Chez Delta Business School, nous avons fait le choix d'accompagner activement cette transformation. Plutôt que d'interdire ou de limiter l'usage de ChatGPT et des outils d'IA générative, nous les intégrons directement dans nos cours et projets pédagogiques. Nos étudiants apprennent à les utiliser dans des contextes réels : études de marché, élaboration de business plans, création de contenus stratégiques. Mais surtout, ils apprennent à les questionner, à en évaluer la pertinence, à en identifier les limites. L'objectif n'est pas de former des utilisateurs passifs, mais des entrepreneurs capables de tirer le meilleur de ces technologies tout en gardant leur esprit critique aiguisé.

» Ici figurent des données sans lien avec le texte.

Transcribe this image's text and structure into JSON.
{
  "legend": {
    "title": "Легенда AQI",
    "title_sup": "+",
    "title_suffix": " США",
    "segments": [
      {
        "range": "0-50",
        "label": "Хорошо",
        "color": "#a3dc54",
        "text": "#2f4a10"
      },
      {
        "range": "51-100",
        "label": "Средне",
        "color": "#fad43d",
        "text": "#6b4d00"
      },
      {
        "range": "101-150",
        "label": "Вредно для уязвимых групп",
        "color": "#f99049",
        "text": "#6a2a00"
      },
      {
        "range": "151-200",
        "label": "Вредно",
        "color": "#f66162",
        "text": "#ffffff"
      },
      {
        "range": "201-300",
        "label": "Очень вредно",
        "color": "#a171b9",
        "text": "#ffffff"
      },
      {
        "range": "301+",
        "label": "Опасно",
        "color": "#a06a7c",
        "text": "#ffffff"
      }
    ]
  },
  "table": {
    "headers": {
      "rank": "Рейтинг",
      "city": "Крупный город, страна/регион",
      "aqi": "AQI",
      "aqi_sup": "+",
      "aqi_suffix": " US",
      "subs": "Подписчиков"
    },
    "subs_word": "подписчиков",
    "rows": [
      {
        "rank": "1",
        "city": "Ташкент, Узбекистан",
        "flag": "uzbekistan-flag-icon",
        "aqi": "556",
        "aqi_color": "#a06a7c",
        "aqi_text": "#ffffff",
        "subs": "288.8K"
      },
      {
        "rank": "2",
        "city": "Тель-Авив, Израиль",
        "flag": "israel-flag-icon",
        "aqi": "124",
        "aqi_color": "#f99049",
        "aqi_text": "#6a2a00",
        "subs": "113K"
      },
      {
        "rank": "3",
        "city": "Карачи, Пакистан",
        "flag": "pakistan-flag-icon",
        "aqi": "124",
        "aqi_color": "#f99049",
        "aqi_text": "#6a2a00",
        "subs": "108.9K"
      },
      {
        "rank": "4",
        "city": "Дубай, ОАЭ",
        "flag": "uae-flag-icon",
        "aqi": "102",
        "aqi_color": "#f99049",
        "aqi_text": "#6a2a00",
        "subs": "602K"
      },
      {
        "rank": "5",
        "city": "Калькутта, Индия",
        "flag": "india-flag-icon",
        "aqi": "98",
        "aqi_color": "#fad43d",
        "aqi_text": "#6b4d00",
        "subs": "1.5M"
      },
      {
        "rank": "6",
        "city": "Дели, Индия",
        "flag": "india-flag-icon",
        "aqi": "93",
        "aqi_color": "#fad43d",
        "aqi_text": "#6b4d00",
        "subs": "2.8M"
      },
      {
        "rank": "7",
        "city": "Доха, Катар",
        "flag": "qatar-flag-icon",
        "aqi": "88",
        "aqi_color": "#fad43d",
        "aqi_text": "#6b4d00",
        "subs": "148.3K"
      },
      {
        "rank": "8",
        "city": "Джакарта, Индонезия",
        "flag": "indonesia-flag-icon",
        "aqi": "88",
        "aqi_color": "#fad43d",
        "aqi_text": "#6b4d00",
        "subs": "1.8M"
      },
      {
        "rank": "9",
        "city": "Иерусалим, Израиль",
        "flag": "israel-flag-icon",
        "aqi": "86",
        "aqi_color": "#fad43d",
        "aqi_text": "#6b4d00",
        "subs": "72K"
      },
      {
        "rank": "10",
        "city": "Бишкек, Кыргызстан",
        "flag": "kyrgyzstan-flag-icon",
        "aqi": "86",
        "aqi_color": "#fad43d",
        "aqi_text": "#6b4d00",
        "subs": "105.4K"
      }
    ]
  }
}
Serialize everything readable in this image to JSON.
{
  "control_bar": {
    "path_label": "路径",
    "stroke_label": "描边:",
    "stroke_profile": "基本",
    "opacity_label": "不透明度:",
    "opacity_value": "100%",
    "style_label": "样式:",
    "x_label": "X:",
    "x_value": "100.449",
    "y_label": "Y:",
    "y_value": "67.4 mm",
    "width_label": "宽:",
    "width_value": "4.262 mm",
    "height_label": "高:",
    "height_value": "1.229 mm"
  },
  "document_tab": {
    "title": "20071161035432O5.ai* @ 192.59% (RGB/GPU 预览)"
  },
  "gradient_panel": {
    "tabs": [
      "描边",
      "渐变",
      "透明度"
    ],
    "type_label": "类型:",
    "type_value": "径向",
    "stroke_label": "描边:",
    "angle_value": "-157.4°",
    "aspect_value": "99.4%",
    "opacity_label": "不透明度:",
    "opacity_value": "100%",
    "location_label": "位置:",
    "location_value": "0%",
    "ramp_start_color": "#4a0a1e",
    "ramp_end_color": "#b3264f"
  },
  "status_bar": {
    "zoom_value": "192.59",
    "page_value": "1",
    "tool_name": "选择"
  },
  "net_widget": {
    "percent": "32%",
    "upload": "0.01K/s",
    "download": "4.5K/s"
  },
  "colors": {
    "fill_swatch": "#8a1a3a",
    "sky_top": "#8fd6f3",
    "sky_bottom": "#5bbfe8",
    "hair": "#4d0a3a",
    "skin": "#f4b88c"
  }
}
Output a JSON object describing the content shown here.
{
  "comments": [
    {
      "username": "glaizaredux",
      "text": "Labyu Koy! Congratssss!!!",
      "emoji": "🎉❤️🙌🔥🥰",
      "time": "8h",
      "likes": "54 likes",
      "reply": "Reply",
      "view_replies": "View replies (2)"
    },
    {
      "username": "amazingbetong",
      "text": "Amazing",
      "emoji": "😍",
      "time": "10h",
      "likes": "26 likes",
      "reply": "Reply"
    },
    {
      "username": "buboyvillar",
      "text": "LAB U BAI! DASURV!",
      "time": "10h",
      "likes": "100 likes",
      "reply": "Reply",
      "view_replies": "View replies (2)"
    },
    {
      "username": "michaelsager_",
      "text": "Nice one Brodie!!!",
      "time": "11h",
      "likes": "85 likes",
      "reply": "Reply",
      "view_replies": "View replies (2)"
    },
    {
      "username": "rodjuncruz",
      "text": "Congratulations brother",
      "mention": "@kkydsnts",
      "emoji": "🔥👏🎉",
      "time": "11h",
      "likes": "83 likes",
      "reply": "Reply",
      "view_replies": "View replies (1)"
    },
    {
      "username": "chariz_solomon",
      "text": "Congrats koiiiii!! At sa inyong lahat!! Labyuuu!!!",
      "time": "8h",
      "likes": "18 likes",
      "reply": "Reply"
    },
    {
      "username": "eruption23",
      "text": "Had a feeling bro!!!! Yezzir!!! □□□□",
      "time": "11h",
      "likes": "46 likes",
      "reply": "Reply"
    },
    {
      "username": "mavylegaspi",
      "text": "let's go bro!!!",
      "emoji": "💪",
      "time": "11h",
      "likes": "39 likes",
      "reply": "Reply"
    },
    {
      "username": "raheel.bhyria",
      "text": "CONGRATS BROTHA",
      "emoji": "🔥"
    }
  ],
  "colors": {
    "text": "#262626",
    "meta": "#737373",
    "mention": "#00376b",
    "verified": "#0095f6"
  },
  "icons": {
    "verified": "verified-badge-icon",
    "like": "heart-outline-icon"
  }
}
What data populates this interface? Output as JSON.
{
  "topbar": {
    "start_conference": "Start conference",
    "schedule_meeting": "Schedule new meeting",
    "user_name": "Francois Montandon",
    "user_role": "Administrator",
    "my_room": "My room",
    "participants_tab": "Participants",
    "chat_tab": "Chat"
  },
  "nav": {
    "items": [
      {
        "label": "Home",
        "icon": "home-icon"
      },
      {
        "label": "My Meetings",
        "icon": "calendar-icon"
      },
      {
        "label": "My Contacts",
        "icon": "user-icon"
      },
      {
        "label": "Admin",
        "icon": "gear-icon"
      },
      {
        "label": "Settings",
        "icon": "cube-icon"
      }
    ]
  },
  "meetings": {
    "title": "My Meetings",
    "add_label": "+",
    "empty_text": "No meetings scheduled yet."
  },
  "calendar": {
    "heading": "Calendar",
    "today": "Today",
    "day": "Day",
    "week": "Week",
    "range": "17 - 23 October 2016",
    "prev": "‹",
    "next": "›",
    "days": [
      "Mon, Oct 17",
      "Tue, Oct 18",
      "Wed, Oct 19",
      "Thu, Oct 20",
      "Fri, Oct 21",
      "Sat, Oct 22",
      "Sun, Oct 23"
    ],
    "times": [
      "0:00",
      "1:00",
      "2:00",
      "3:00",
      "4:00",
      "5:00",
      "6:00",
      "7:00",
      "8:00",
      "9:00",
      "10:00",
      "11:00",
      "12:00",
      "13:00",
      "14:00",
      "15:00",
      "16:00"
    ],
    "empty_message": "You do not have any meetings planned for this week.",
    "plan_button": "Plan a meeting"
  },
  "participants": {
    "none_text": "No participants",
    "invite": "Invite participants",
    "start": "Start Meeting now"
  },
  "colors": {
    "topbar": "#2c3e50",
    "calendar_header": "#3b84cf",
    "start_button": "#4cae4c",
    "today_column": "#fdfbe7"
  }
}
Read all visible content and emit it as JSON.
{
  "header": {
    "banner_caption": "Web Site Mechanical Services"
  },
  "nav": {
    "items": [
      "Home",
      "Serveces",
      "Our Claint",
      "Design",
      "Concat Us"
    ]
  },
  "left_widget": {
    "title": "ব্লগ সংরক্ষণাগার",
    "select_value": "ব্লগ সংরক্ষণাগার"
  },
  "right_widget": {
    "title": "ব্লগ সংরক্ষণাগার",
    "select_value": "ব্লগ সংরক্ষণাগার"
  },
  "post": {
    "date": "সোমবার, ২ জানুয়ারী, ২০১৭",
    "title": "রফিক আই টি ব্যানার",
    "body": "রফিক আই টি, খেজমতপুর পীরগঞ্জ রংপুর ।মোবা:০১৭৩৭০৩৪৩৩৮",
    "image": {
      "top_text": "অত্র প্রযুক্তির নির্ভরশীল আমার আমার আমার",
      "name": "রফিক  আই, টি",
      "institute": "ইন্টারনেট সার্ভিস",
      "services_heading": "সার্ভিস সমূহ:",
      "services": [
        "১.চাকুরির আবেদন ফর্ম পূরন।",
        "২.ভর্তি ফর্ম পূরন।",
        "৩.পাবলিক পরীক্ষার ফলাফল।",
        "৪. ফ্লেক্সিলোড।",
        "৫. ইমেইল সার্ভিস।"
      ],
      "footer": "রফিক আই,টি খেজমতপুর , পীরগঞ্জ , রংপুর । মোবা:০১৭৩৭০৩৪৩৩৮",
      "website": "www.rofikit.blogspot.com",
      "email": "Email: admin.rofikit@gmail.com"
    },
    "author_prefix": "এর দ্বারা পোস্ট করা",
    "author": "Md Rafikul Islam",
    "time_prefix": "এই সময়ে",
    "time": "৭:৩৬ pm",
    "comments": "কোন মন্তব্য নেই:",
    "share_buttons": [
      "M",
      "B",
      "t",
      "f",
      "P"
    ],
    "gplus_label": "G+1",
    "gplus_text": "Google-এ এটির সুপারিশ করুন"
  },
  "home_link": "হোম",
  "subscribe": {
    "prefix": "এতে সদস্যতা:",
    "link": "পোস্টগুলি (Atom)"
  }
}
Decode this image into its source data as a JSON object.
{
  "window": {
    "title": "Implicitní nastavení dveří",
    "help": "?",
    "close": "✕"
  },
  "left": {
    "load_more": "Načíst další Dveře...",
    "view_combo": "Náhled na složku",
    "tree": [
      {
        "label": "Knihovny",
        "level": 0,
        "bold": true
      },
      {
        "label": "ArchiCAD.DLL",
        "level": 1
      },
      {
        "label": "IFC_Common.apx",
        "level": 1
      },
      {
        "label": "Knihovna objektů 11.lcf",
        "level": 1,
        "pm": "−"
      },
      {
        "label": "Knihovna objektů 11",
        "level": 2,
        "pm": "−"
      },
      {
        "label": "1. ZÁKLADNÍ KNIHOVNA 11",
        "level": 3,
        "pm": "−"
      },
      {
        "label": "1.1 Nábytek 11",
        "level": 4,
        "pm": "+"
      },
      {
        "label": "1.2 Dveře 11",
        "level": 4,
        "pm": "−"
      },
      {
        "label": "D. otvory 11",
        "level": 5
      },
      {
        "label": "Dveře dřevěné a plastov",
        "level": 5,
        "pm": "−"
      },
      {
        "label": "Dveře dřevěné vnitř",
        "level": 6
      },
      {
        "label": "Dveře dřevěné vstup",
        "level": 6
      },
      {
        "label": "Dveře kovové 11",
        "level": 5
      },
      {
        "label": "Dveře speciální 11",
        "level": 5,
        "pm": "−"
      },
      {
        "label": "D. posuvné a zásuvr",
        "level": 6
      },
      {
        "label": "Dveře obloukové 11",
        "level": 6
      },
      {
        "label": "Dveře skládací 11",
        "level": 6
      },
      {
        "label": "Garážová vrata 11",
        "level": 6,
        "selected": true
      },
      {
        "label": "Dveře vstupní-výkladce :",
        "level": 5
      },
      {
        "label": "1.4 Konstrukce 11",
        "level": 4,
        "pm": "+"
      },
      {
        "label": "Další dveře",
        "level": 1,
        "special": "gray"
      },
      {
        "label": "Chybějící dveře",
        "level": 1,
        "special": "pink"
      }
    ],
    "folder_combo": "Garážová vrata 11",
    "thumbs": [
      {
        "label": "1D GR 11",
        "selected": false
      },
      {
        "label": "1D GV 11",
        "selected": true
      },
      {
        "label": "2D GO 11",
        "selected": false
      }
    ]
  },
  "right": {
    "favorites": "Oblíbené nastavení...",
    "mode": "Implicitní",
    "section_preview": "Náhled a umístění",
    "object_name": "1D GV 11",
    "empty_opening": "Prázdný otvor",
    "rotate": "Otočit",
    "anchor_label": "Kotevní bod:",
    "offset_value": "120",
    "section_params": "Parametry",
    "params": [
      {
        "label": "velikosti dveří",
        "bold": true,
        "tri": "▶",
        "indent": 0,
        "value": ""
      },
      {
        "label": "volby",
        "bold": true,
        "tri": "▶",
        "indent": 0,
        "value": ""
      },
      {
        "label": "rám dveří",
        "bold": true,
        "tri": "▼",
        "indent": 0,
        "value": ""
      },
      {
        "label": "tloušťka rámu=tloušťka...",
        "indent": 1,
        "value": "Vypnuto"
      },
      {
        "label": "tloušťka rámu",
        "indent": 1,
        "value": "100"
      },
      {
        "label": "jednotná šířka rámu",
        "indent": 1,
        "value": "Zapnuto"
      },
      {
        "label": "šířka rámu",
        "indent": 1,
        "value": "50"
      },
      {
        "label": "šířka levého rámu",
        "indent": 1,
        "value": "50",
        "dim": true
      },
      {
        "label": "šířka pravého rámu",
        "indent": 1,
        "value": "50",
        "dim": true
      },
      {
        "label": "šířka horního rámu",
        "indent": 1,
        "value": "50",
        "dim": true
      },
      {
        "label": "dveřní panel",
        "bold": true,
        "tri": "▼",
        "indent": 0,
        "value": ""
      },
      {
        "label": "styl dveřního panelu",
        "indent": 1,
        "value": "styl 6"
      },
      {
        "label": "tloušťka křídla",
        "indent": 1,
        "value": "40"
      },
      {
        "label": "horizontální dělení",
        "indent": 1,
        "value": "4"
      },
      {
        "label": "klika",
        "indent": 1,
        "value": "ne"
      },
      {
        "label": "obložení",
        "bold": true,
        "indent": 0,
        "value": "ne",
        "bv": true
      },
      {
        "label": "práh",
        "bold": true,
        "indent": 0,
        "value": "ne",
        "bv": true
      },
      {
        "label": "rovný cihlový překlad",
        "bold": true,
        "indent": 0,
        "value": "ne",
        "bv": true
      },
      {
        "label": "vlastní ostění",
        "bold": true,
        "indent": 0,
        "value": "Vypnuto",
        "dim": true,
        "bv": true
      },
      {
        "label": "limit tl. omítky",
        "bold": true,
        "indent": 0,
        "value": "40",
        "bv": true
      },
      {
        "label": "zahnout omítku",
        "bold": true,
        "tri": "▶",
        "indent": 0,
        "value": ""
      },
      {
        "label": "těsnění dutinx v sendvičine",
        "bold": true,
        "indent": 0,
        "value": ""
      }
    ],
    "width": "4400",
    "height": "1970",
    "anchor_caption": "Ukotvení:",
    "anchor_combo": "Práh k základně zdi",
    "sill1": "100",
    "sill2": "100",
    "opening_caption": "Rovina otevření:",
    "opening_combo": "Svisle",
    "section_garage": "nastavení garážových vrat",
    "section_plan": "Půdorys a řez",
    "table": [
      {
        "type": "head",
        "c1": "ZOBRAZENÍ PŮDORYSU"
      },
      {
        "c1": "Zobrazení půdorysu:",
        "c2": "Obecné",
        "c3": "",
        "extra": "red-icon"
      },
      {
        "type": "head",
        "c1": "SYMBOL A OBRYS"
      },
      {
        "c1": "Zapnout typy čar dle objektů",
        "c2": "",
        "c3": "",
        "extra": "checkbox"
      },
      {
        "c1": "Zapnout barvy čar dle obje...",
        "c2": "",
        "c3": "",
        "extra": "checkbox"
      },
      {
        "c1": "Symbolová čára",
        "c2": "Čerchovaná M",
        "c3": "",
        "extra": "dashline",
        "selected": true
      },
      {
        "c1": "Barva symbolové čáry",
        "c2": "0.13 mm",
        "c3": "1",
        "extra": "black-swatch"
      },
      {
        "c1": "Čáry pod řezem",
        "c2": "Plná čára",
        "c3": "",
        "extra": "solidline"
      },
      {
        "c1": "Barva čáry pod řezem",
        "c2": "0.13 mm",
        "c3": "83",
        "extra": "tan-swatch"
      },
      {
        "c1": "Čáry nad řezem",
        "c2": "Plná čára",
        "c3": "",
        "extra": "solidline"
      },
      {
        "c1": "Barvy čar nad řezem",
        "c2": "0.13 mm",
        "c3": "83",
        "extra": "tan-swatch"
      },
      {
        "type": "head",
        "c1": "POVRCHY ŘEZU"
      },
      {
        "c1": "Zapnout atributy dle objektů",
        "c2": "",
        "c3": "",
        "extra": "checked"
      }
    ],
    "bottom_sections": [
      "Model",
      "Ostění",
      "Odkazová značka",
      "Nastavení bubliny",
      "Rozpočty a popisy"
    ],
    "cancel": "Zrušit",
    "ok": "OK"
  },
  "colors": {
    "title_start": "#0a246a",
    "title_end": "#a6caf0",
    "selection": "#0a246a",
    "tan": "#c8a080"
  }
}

Cette approche s'accompagne d'une dimension éthique et réflexive sur l'usage de la donnée et de l'automatisation. Quand peut-on légitimement s'appuyer sur l'IA ? Quand doit-on privilégier le jugement humain ? Comment s'assurer que les décisions prises avec l'aide de l'IA restent alignées avec nos valeurs ? Ces questions ne sont pas anecdotiques : elles sont au cœur de ce que signifie être un entrepreneur responsable à l'ère de l'intelligence artificielle.
Enfin, et c'est peut-être le plus important, nous mettons l'accent sur le développement des compétences humaines, cognitives et émotionnelles que la machine ne peut pas remplacer. La créativité véritable, celle qui invente de nouveaux modèles plutôt que de reproduire l'existant. L'intuition, cette capacité à sentir les opportunités et les risques au-delà des données. Le leadership, cette aptitude à inspirer, à fédérer, à donner du sens.
L'empathie, essentielle pour comprendre en profondeur les besoins de ses clients et de ses équipes. Toutes ces dimensions humaines (soft skills) prennent une place importante dans l'entrepreneuriat, et dans la pédagogie de Delta Business School.
Former les entrepreneurs à utiliser l'IA comme partenaire d'intelligence, en travaillant sur leurs compétences humaines par le biais d’ateliers de coaching, c'est leur donner une longueur d'avance. C'est leur permettre de naviguer avec confiance dans un monde où les outils évoluent rapidement, où la capacité à s'adapter devient un avantage concurrentiel décisif. C'est leur offrir les clés pour transformer une technologie potentiellement déstabilisante en levier de différenciation et de performance.
Car au final, l'IA ne nous rend pas moins intelligents. Elle nous force simplement à redéfinir ce que signifie être intelligent dans un monde où les machines excellent dans certaines tâches. L'intelligence entrepreneuriale de demain ne se mesurera pas à la capacité de tout faire soi-même, mais à celle de combiner judicieusement ressources humaines et technologiques pour créer de la valeur de manière inédite. Et c'est précisément cette intelligence-là que nous devons cultiver.